Unconstitutionally Appointed Patent Judges Cannot Decide Appeals From Inter Partes Reexaminations
Before O’Malley, Moore, and Chen. Appeal from the Patent Trial and Appeal Board.
VIRNETX INC. v. CISCO SYSTEMS, INC. (Denying Panel Rehearing)
VIRNETX INC. v. CISCO SYSTEMS, INC. (Denying Rehearing En Banc)
Summary: When administrative patent judges are unconstitutionally appointed, their decisions in appeals from inter partes reexamination must be vacated, just like their decisions in inter partes review.
Appellee Cisco and Intervenor Andrei Iancu, the Director of the U.S. Patent and Trademark Office, petitioned for panel rehearing and rehearing en banc to challenge the Federal Circuit’s decision extending the holding of Arthrex, Inc. v. Smith & Nephew, Inc., 941 F. 3d 1320 (Fed. Cir. 2019), beyond the context of inter partes review (IPR). Arthrex held that an IPR decision issued by a panel of administrative patent judges (APJs) who were unconstitutionally appointed had to be vacated. The original panel decision in VirnetX extended the holding of Arthrex to inter partes reexamination.
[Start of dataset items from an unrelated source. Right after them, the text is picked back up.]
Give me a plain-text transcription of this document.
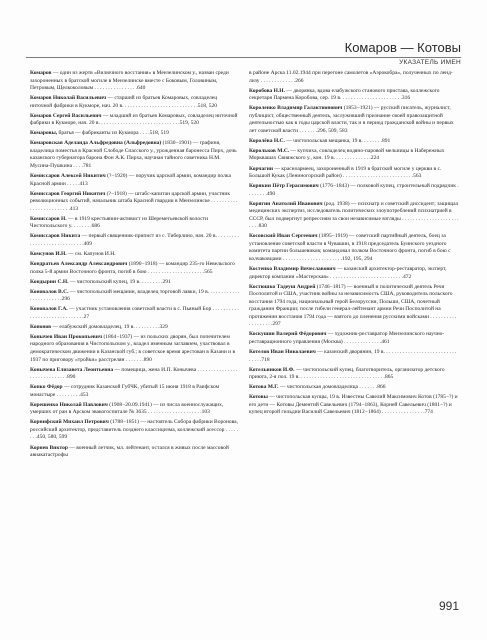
Комаров — Котовы
УКАЗАТЕЛЬ ИМЕН
Комаров — один из жертв «Вилючного восстания» в Мензелинском у., назван среди захороненных в братской могиле в Мензелинске вместе с Боковым, Головиным, Петровым, Щелкоколовым . . . . . . . . . . . . . . . .640
Комаров Николай Васильевич — старший из братьев Комаровых, совладелец ниточной фабрики в Кукморе, нач. 20 в. . . . . . . . . . . . . . . . . . . . . . . . . . . .518, 520
Комаров Сергей Васильевич — младший из братьев Комаровых, совладелец ниточной фабрики в Кукморе, нач. 20 в. . . . . . . . . . . . . . . . . . . . . . . . . . . . . .519, 520
Комаровы, братья — фабриканты из Кукмора . . . .518, 519
Комаровская Аделаида Альфредовна (Альфредовна) (1830−1901) — графиня, владелица поместья в Красной Слободе Спасского у., урожденная баронесса Пирх, дочь казанского губернатора барона Фон А.К. Пирха, научная тайного советника Н.М. Мусина-Пушкина . . . .781
Комиссаров Алексей Никитич (?−1920) — поручик царской армии, командир полка Красной армии . . . . .413
Комиссаров Георгий Никитич (?−1918) — штабс-капитан царской армии, участник революционных событий, начальник штаба Красной гвардии в Мензелинске . . . . . . . . . . . . . . . . . . . . . . . . .413
Комиссаров Н. — в 1919 крестьянин-активист из Шереметьевской волости Чистопольского у. . . . . . . .686
Комиссаров Никита — первый священник-припист из с. Тиберлино, нач. 20 в. . . . . . . . . . . . . . . . . . . . . . . . . . . . .409
Комсунов И.Н. — см. Капунов И.Н.
Кондратьев Александр Александрович (1890−1918) — командир 235-го Невельского полка 5-й армии Восточного фронта, погиб в бою . . . . . . . . . . . . . . . . . . . . .565
Кондырин С.Н. — чистопольский купец, 19 в. . . . . . . . .291
Коновалов В.С. — чистопольский мещанин, владелец торговой лавки, 19 в. . . . . . . . . . . . . . . . . . . . . . . .296
Коновалов Г.А. — участник установления советской власти в с. Пьяный Бор . . . . . . . . . . . . . . . . . . . . . . . . . . . . . .27
Кононов — елабужский домовладелец, 19 в. . . . . . . . . .329
Конычев Иван Прокопьевич (1864−1937) — из польских дворян, был попечителем народного образования в Чистопольском у., владел именным заглавием, участвовал в демократическом движении в Казанской губ.; в советское время арестован в Казани и в 1937 по приговору «тройки» расстрелян . . . . . . .890
Конычева Елизавета Леонтьевна — помещица, жена И.П. Конычева . . . . . . . . . . . . . . . . . . . . . . . . . . . . .890
Копко Фёдор — сотрудник Казанской ГубЧК, убитый 15 июня 1918 в Раифском монастыре . . . . . . . . .453
Корешенко Николай Павлович (1908−20.09.1941) — из числа военнослужащих, умерших от ран в Арском эвакогоспитале № 3635 . . . . . . . . . . . . . . . . . . . .103
Корнифский Михаил Петрович (1788−1851) — настоятель Собора фабрики Воронова, российский архитектор, представитель позднего классицизма, коллежский асессор . . . . . . . .450, 580, 599
Корнев Виктор — военный летчик, мл. лейтенант, остался в живых после массовой авиакатастрофы
в районе Арска 11.02.1944 при перегоне самолетов «Аэрокобра», полученных по ленд-лизу . . . . . . . . . . . . .266
Коробова Н.Н. — дворянка, вдова елабужского станового пристава, коллежского секретаря Пармена Коробова, сер. 19 в. . . . . . . . . . . . . . . . . . . . . . .316
Короленко Владимир Галактионович (1853−1921) — русский писатель, журналист, публицист, общественный деятель, заслуживший признание своей правозащитной деятельностью как в годы царской власти, так и в период гражданской войны и первых лет советской власти . . . . . . .296, 509, 583
Королёва Н.С. — чистопольская мещанка, 19 в. . . . . . . .891
Корольков М.С. — купчиха, совладелец водяно-паровой мельницы в Набережных Морквашах Свияжского у., кон. 19 в. . . . . . . . . . . . . .224
Корчагин — красноармеец, захороненный в 1919 в братской могиле у церкви в с. Большой Кукак (Лениногорский район) . . . . . . . . . . . . . . . . . . . . . . . . . .563
Корякин Пётр Герасимович (1776−1843) — полковой купец, строительный подрядчик . . . . . . . .490
Корягин Анатолий Иванович (род. 1938) — психиатр и советский диссидент; защищал медицинских экспертиз, исследователь политических злоупотреблений психиатрией в СССР, был подвергнут репрессиям за свои независимые взгляды . . . . . . . . . . . . . . . . . . . . . . . . .830
Косовский Иван Сергеевич (1895−1919) — советский партийный деятель, боец за установление советской власти в Чувашии, в 1918 председатель Буинского уездного комитета партии большевиков; командовал полком Восточного фронта, погиб в бою с колчаковцами . . . . . . . . . . . . . . . . . . . . . .192, 195, 294
Костенко Владимир Вячеславович — казанский архитектор-реставратор, эксперт, директор компании «Мастерская» . . . . . . . . . . . . . . . . . . . . . . . . . . .472
Костюшко Тадеуш Андрей (1746−1817) — военный и политический деятель Речи Посполитой и США, участник войны за независимость США, руководитель польского восстания 1794 года, национальный герой Белоруссии, Польши, США, почетный гражданин Франции; после гибели генерал-лейтенант армии Речи Посполитой на протяжении восстания 1794 года — взятого до пленения русскими войсками . . . . . . . . . . . . . . . . . . .297
Коскушин Валерий Фёдорович — художник-реставратор Мензелинского научно-реставрационного управления (Москва) . . . . . . . . . . . . . .461
Котелов Иван Николаевич — казанский дворянин, 19 в. . . . . . . . . . . . . . . . . . . . . . . . . . . . . . . .718
Котельников И.Ф. — чистопольский купец, благотворитель, организатор детского приюта, 2-я пол. 19 в. . . . . . . . . . . . . . . . . . . . . . . . . . . . . . . .865
Котова М.Г. — чистопольская домовладелица . . . . . . .866
Котовы — чистопольская купцы, 19 в. Известны Савелий Максимович Котов (1785−?) и его дети — Котовы Дементий Савельевич (1794−1863), Корней Савельевич (1801−?) и купец второй гильдии Василий Савельевич (1812−1864) . . . . . . . . . . . . . . . .774
991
The rehearing petitions argued that, based on differences between IPRs and inter partes reexaminations, APJs should be deemed constitutionally appointed with respect to their duties reviewing appeals from inter partes reexamination. In response to the rehearing petitions, the panel issued an order “for the purpose of more fully explaining our rationale.”
The panel analyzed Freytag v. Commissioner, 501 U.S. 868 (1991), where the Supreme Court held that the constitutionality of an appointment is based on all of the appointee’s duties and not just the authority exercised in a particular case. Because the APJs who decide appeals from inter partes reexaminations also conduct IPRs, their appointments were unconstitutional under Arthrex. Further, the panel found that even if inter partes reexaminations were analyzed on their own, they were similar enough to IPRs that they would raise the same constitutional problems identified in Arthrex. Thus, the petitions for panel rehearing were denied.
In a separate order, the Federal Circuit also denied the petitions for rehearing en banc, without comment.